Le nouveau programme de mobilisation contre les suicides présente plusieurs axes de travail. Certains dispositifs intéressants concernant les conditions de travail ont été repris du précédent plan, mais en suivant une logique nouvelle pour une meilleure appropriation localement : partir du terrain et de l'intervention pour remonter vers des politiques plus générales de signalement, de prise en charge, voire d'hospitalisation.
Nous avons revu notre politique de prévention pour mieux coller aux facteurs de risque, et nous nous appuyons sur la triste analyse des suicides constatés sur la base de rapports environnementaux. Nous nous interrogeons alors sur les raisons du passage à l'acte, non pas en mettant en avant tel ou tel critère, car il s'agit d'une conjonction de facteurs, mais pour essayer d'agir sur chaque facteur, comme la fragilité économique, le harcèlement, l'addiction ou les souffrances collectives.
Premier axe du plan: mieux répondre à l'urgence. Le précédent plan se fondait principalement sur des remontées hiérarchiques. Or, c'est plutôt les collègues qui savent que tel agent va mal, et ceux-ci ne savent pas nécessairement à qui se confier sans risquer de désarmer ledit collègue ou de le stigmatiser, ce qui est une préoccupation récurrente.
Pour mieux repérer au sein des collectifs de travail les agents traversant une crise suicidaire, on a souhaité conforter le dispositif d'alerte. On réfléchit à un dispositif de signalement plus structuré, afin de mieux inclure l'ensemble des professionnels de santé et de rappeler la conduite à tenir en cas d'urgence. Si vous êtes informé qu'une personne va passer à l'acte dans l'heure qui vient, il faut non pas appeler le SSPO, mais être en mesure d'appeler rapidement un service d'urgence et un service de police pour géolocaliser le portable de la personne concernée. Il importe donc de rappeler des consignes simples, opérationnelles et pratiques concernant la prise en charge de la crise suicidaire.
Deuxième axe : améliorer la prise en charge des agents à court terme dans le cadre d'une nouvelle instruction.

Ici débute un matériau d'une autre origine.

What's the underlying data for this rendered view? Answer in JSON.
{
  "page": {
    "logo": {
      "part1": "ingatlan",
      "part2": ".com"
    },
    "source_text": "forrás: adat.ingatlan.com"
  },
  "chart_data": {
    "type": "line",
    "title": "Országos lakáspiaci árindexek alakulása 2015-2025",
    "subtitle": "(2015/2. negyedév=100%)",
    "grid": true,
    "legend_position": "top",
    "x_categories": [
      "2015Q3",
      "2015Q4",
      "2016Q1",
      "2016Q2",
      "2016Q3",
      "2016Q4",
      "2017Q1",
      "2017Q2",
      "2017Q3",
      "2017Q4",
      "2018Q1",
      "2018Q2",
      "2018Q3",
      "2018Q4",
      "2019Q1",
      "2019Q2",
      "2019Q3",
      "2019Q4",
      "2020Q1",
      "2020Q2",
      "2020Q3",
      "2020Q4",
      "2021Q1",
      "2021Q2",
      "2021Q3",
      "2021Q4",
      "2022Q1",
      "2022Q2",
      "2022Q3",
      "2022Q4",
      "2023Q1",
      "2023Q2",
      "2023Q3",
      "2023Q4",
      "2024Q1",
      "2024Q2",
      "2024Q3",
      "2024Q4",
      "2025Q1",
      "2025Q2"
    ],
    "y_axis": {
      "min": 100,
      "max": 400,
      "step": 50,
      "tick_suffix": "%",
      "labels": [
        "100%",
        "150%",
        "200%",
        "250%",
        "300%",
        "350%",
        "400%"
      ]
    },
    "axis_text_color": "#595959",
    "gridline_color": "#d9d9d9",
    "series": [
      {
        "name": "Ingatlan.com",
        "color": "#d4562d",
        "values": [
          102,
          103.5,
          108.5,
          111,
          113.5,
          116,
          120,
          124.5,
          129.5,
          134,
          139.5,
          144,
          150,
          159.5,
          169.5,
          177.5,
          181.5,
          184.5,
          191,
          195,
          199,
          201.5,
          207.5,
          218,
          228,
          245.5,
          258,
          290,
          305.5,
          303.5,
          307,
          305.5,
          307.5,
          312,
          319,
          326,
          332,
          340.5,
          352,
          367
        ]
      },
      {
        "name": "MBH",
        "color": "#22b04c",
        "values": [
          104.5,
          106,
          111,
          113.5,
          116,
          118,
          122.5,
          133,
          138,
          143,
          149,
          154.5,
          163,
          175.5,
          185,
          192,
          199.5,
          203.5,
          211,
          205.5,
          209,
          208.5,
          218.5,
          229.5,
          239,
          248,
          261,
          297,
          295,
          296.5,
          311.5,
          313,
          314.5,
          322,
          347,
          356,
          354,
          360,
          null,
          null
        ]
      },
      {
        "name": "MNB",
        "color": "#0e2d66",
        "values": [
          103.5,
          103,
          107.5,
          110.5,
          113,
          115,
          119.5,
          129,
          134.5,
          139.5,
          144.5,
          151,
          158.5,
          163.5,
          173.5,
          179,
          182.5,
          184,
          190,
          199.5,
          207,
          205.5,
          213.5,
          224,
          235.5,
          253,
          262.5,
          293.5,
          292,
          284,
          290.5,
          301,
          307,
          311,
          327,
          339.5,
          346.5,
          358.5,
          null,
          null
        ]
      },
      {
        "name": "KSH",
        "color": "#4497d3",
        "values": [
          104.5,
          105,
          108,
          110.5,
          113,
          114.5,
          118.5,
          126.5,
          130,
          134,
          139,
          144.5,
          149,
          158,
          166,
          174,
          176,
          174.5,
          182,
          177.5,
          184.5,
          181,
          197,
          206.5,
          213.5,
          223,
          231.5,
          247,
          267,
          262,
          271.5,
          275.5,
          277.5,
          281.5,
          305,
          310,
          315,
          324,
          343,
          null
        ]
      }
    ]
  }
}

Un dispositif intéressant existe d'ores et déjà pour les agents traversant des périodes de fragilité, notamment le retour après une période de maladie. Dans les semaines qui précèdent ou qui suivent un arrêt maladie, une proportion importante de personnes passe à l'acte. Il convient de s'assurer qu'un soutien et un suivi de ces personnes sont mis en place, avec un réarmement progressif.
Troisième axe important, qui ne figurait dans les précédents plans : « la postvention » en cas de tentative de suicide ou de suicide.
Les tentatives de suicide sont toujours un sujet tabou : lorsque l'on attente à ses jours, on ne souhaite pas que cela soit connu des collègues ou du chef de service. Pourtant, statistiquement, cette personne a malheureusement beaucoup plus de risques de passer à l'acte qu'un autre de ses collègues.
Dès lors, on a décidé de mettre en place des protocoles d'intervention pour garantir la confidentialité de la personne qui se signale ou signale son collègue, avec l'organisation d'un suivi plus structuré. On va expérimenter des conventionnements avec certaines structures psychiatriques, car, à un moment donné, il faut savoir passer le relais à un psychiatre.
La postvention vise à prévenir le risque de contagion, l'effet dit Werther que l'on a pu constater dans certains commissariats ; je pense à ce qui s'est passé à Bergerac. Le suicide d'une personne va faciliter le passage à l'acte d'autres personnes fragiles. Aussi, il faut parler du suicide, mais pas trop ; il faut en parler d'une certaine manière : il faut débriefer et suivre les collègues dans le temps parce que la situation peut entraîner des traumatismes ultérieurs. Nous souhaitons mieux accompagner les familles endeuillées.
Quatrième axe : la prévention secondaire, à savoir prévenir plus efficacement les situations de fragilité. On retrouve là certaines des interrogations concernant les risques psychosociaux, même si ceux-ci englobent une problématique plus large. Toutes les personnes confrontées à des risques psychosociaux ne passent pas à l'acte.
Le plan repose sur la culture partagée de la prévention, en renforçant les formations relatives aux risques psychosociaux, les formations à la confrontation à la mort, à la charge émotionnelle du métier parce qu'il existe une corrélation évidente entre le quotidien et les stress post-traumatiques. L'enjeu consiste à mieux évaluer les personnes fragiles, en ciblant les personnels les plus fragilisés.
Le 1er avril prochain devrait être créée une mission d'accompagnement des blessés en service, qui inclut les blessés psychiques. En effet, la corrélation entre une blessure psychique non traitée et un éventuel passage à l'acte n'est plus à démontrer, même si la cause du suicide est souvent multiple.